He also disliked the way the leaders of the Chuch played on people’s guilt and shame. He had already seen the folly of its converts judging everyone else around them, while ignoring their own shortcomings. How can people come together if they all must pretend to embody perfection? Where is the seeking when nothing but good triumphing over evil plays out in the mind, until that reaches its inevitable contradiction? No one seemed to even understand these questions anymore.
Kristoff had hoped that Christianity would die out, but he was reminded of why that was unlikely everytime he saw Father Gregor. This priest was not an impressive man. He had lived the kind of privileged and safe life that Kristoff had never respected, accepting the words of his superiors and never questioning their motives or his own. He was completely lacking in self-reflection and real contemplation, but he had the robes of the church. This covering represented centuries of wealth and dominion over the ancient Empire. To these missionaries, he was just a rotund old Viking in a red suit. They were smiling with that confidence he had noticed in the many missionaries that had preceded them, expecting this silly old man with his old superstitions would soon accept Jesus Christ.
The oldest of the two missionaries, Frederik, spoke first.
“What have you stuffed in those stockings, Kristoff?”
“The magic mushroom.”
Tor, the younger of the two, recoiled at hearing this.
“Magic mushrooms? Aren’t they the work of the devil?”
Kristoff let out his familiar belly laugh.
“Ho, ho, ho. You Christians and your devil. The magic mushroom is the Rainbow Bridge itself. It is the path to visit the gods in Asgard and even the Giants in Jotunheim. How do you Christians visit your God?”
“Through faith,” Tor answered, almost as if in the form of a question.
“Yes, Tor, through faith,” added Father Gregor, redundantly.
In the past, Kristoff might have challenged this meaningless retreat to “faith,” but he had long learned that such arguments led nowhere. How could he describe the old gods to men whose mission was to kill them?
He could see, though, that Tor was more curious than most. In fact, Tor was quite awed by Kristoff. He had never seen a man with such a powerful presence. He wanted to ask him more about the mushrooms, but it would not be possible with the others there. Frederik interjected, perhaps curious himself.
“When did you start taking these magic mushrooms?”
“I started by drinking the piss when I was a boy.”
“The piss?”, asked Tor
“Yes, like me, my father herded reindeer. The reindeer sometimes eat the magic mushrooms and dance all night. You can watch them and when they piss in the snow, eat that snow. It is the same as eating the mushroom. Ho, ho, ho, but it tastes better!”
Frederik felt the need to impress upon young Tor that these were just the ravings of a crazy old man.
“Surely, Kristoff, these are just figments of your imagination. What kind of god can you see by drinking piss?”
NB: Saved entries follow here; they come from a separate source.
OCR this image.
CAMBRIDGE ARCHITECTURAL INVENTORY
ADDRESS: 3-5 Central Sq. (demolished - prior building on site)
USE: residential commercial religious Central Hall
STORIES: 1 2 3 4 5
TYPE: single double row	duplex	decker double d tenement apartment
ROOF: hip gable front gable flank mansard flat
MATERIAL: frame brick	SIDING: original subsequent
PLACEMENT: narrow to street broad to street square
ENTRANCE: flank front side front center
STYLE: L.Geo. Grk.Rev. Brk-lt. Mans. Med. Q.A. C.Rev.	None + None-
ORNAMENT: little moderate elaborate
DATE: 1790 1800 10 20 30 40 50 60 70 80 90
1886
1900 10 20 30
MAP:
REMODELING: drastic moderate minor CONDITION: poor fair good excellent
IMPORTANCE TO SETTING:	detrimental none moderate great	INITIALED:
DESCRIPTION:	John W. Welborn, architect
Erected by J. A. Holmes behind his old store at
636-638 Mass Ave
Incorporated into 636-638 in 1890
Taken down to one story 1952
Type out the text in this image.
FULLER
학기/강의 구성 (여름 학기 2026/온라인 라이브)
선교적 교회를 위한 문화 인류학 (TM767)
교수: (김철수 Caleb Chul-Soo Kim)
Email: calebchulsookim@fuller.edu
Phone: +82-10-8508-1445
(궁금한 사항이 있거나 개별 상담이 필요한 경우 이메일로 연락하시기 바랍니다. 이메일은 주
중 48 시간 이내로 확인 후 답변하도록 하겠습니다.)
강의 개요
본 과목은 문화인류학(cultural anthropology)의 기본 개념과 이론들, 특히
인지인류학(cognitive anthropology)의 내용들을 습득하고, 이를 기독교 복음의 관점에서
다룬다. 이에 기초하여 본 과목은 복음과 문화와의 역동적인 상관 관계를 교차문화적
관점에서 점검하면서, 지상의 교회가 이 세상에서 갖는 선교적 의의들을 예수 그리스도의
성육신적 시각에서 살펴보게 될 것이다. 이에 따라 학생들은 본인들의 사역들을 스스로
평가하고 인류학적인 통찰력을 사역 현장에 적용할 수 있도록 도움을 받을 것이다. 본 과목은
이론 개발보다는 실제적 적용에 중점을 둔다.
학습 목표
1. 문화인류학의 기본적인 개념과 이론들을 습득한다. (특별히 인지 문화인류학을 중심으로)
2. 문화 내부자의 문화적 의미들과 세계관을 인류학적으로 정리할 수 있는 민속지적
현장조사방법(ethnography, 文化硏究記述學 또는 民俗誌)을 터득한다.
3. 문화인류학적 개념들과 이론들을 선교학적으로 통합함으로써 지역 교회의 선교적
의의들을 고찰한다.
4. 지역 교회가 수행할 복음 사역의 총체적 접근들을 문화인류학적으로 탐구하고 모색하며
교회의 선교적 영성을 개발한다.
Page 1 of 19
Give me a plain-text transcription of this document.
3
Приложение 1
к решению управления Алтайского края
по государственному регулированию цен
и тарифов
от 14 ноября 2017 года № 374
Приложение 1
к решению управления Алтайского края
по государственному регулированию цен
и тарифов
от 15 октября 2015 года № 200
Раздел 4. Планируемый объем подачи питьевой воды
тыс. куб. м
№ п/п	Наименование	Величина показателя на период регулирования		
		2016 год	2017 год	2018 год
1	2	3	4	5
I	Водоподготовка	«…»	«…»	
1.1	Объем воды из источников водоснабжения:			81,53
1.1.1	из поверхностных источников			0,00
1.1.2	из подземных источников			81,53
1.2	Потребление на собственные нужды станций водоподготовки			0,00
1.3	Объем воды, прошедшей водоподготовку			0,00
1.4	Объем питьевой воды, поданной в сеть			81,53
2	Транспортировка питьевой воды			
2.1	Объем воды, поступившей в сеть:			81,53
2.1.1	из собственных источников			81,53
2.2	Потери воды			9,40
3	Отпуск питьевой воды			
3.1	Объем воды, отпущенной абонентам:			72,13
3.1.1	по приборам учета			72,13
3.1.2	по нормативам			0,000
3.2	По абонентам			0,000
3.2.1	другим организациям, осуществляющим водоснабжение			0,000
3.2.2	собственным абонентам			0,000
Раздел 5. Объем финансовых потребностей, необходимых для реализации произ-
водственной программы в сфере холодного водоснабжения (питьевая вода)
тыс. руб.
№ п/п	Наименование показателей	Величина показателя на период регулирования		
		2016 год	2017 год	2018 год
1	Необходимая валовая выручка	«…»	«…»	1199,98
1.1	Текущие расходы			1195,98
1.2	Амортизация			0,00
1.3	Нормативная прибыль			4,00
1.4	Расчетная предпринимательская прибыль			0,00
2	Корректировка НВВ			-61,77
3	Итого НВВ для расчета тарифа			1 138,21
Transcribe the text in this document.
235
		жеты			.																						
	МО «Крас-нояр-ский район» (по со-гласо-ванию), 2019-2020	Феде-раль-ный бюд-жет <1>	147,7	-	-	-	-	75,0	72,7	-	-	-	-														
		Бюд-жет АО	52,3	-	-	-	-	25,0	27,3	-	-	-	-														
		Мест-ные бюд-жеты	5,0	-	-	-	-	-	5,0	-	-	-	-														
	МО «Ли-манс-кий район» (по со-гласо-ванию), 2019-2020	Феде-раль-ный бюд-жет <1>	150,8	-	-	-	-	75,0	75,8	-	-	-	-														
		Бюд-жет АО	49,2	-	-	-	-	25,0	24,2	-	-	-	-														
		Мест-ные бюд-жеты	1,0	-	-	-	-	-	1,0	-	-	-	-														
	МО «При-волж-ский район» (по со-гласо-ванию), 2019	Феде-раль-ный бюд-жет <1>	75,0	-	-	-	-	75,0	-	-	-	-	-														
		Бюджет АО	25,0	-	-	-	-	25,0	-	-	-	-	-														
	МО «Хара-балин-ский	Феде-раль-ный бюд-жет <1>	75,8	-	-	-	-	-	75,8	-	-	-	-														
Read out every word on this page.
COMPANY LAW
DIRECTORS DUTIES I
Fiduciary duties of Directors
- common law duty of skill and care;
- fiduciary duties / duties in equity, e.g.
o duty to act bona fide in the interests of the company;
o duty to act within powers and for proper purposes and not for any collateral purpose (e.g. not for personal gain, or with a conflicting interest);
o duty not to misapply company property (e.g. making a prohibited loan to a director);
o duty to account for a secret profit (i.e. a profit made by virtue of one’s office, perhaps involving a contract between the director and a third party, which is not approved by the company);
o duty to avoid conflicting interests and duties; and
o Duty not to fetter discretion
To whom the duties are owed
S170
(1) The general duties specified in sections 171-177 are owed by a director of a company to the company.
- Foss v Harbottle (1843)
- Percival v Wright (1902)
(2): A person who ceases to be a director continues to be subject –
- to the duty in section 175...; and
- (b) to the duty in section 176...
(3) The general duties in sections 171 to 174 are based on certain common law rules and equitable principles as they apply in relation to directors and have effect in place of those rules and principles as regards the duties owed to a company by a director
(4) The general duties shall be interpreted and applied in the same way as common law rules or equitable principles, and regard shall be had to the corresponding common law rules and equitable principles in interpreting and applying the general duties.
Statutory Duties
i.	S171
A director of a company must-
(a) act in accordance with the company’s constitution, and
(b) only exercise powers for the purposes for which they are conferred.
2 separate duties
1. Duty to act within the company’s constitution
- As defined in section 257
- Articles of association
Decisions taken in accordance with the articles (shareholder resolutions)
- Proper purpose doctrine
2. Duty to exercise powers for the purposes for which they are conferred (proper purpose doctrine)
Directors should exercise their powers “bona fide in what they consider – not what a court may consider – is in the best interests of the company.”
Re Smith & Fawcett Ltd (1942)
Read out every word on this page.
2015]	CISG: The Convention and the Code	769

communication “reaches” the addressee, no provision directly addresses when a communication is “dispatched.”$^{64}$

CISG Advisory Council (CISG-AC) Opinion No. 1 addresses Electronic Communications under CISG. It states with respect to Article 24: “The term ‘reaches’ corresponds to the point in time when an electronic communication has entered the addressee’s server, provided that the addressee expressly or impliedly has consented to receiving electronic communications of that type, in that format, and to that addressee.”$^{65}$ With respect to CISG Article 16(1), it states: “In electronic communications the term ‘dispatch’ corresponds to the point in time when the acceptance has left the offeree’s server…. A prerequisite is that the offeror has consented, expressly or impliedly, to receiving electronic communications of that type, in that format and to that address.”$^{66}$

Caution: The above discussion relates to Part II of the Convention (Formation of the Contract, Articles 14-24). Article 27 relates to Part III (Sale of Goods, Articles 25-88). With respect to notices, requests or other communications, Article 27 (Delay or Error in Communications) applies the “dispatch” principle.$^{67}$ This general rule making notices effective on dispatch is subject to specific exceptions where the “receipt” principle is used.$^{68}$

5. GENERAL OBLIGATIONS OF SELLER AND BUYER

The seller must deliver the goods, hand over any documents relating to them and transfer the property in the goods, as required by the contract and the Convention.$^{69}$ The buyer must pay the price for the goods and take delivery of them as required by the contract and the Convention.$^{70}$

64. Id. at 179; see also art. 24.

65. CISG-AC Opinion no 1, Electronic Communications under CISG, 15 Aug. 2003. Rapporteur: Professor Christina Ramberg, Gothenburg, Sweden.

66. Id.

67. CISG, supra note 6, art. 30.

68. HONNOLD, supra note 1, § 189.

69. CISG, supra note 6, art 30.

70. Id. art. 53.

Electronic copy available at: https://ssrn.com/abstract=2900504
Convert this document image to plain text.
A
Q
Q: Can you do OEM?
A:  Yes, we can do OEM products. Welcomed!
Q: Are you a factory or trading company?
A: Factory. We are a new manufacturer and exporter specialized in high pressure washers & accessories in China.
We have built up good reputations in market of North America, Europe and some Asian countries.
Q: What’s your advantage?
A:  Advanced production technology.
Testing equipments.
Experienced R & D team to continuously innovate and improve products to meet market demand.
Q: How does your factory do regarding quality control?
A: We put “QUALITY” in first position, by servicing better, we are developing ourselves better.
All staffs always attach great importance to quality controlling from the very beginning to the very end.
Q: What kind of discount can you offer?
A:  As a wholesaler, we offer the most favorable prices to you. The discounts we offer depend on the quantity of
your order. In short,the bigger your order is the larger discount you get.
“Ho, ho, ho. Try it yourself!”
Kristoff pointed in the direction of his herd of reindeer, where one appeared to be dancing, almost ecstatically. Tor looked on in amazement. Father Gregor diverted the subject, seeing once more that he had failed to move Kristoff closer to accepting Jesus Christ.
“I think it is time for us to prepare for tonight’s feast.”
“Good to see you, again, Father Gregor. I’ll see you at the feast. I expect to be hungry enough to eat half the boar myself.”
They walked off, Tor still transfixed by the dancing reindeer. Kristoff smiled to himself. He was the jewel that Father Gregor still couldn’t have. He continued packing the stockings with the mushrooms and filled his large satchel with the toys he had spent the year making. The effects from the magic mushrooms he took for the fertility ceremony had begun to wane, so he ate a few more before boarding his sleigh.
This was a good batch. The villagers would be pleased. Kristoff was in an ecstatic state as he rode his reindeer sleigh towards the village. He felt like the god Odin. Then he was Odin, riding Sleipner, his eight-legged steed and flying through the cold night in golden armor. He started to cry out.
“Ho, ho, ho!”
His laugh was unmistakable to the children of the village.
“Kristoff is coming with the toys,” they hollered, running back to their huts.
“And the magic mushrooms,” their parents snickered.
They all hid in their huts, waiting for Kristoff to deliver the wood-carved toys bulging from his satchel: swords, dolls, horses, ducks, tops and even small propellers, the quality unmatched in all of Norway. The excitement reached a crescendo when they heard this half-crazed old man in his red suit approach. He lay the toys at the door and dropped the stocking with the magic mushrooms through the fire flume. The children ran to the door and grabbed their toys, watching Kristoff run off with a belly laugh to the next hut, while the parents retrieved the stocking with the mushrooms from the fireplace and hung them on the hearth to keep them dry. Some would take them tonight before the great feast of the boar.
Kristoff finished his sleigh ride earlier each year. He was no longer welcome at many of the homes, warded off by Father Gregor. The Christian converts would receive their toys from the Church - no match for Kristoff’s craftsmanship, and certainly no stockings filled with magic mushrooms. Father Gregor knew that Kristoff was the last real connection to the old ways. He intended to silence Kristoff, like the ugly Dwarf, Brock, sewing up the lips of Loki. If he couldn’t convert Kristoff, he would usurp his customs and rituals with Christian themes.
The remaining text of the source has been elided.